Leyser’s film is packed with archival footage and fresh interviews that educate his audience about queercore’s cultural significance. Southern California bands like Tribe 8 and Pansy Division, which would lay the groundwork to influence others like Green Day, Nirvana and Peaches, are among the groups featured in the film. These bands turned sexuality upside down, offering alternative representations to the mainstream, most noted today by transgender woman Laura Jane Grace, the lead singer of Against Me!.
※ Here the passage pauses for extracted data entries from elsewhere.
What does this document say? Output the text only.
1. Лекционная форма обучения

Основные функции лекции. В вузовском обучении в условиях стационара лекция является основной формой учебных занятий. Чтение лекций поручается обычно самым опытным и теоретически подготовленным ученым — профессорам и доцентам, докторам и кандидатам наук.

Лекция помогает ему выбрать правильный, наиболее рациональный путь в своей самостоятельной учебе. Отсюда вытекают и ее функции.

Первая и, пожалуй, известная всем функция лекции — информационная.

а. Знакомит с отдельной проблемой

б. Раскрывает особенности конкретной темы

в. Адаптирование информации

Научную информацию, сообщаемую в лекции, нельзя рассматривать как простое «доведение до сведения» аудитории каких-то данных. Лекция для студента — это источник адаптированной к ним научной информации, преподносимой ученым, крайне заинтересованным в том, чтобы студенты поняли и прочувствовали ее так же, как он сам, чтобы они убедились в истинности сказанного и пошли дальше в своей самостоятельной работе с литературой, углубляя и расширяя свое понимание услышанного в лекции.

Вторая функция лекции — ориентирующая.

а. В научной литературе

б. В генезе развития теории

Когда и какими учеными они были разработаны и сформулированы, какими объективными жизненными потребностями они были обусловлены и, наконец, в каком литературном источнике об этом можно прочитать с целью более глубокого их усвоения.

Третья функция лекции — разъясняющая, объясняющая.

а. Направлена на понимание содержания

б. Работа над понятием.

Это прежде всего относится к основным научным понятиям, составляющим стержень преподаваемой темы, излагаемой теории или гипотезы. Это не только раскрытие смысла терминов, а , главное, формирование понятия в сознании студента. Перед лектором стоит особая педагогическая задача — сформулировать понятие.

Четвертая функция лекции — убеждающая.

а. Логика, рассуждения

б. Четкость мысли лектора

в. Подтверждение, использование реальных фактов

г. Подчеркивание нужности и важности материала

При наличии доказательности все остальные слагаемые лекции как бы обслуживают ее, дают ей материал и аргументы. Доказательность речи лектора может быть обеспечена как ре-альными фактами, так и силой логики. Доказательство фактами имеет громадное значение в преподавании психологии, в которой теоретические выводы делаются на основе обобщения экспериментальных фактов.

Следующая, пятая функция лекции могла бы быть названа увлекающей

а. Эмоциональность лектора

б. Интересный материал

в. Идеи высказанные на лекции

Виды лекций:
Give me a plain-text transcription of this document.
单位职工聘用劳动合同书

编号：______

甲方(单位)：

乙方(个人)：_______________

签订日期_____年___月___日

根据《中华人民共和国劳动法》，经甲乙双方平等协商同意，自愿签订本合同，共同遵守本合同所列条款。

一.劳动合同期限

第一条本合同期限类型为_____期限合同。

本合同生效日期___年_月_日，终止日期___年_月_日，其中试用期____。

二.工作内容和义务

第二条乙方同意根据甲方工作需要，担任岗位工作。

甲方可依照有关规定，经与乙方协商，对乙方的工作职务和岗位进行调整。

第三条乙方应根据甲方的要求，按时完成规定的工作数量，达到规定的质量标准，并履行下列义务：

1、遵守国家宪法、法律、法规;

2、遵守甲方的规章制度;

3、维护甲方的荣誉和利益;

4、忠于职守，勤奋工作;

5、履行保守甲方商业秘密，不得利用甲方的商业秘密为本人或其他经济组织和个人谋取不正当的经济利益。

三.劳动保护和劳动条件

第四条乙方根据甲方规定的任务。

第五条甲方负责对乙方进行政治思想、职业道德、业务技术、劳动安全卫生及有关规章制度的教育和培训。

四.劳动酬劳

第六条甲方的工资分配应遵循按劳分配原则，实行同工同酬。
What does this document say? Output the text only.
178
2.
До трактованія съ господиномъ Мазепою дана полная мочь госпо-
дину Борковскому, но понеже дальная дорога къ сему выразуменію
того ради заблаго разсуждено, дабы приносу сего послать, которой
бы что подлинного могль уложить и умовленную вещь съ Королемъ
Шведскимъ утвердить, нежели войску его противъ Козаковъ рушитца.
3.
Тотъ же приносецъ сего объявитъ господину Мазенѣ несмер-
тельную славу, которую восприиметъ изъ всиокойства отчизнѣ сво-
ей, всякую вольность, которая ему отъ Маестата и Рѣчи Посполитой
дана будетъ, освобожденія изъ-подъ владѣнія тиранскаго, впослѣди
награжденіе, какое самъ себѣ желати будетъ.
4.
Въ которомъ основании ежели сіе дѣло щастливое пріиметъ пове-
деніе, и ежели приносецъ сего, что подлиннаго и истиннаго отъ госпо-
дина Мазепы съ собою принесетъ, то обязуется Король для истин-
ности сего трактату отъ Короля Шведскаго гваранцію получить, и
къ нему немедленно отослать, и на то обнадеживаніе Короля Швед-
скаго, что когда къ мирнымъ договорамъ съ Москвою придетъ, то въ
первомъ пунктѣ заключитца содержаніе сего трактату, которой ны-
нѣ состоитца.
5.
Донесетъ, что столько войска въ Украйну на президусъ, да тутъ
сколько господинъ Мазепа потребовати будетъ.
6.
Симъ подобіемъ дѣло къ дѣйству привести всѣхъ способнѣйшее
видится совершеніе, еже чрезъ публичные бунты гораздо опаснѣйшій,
“Rebel Dykes,” an upcoming documentary about punk lesbians in 1980s London. Siobhan Fahey, who is producing the film said, “I was a rebel dyke. I felt very excluded from mainstream society but also from the more mainstream lesbians who had, what we thought, were some problematic politics. They were very separatist and quite anti-men, and we just wanted to have a lot of fun, do drugs and have lots of sex and make music, which they seemed to disapprove of. So we created our own scene.”
Bollox and Rebel Dykes will be bringing together Kath McDermott, and Susan O’Shea, who has written about Punk-Inspired Feminist Networks, and Yony Leyser, to discuss the legacy and the future of queer punk music and subculture.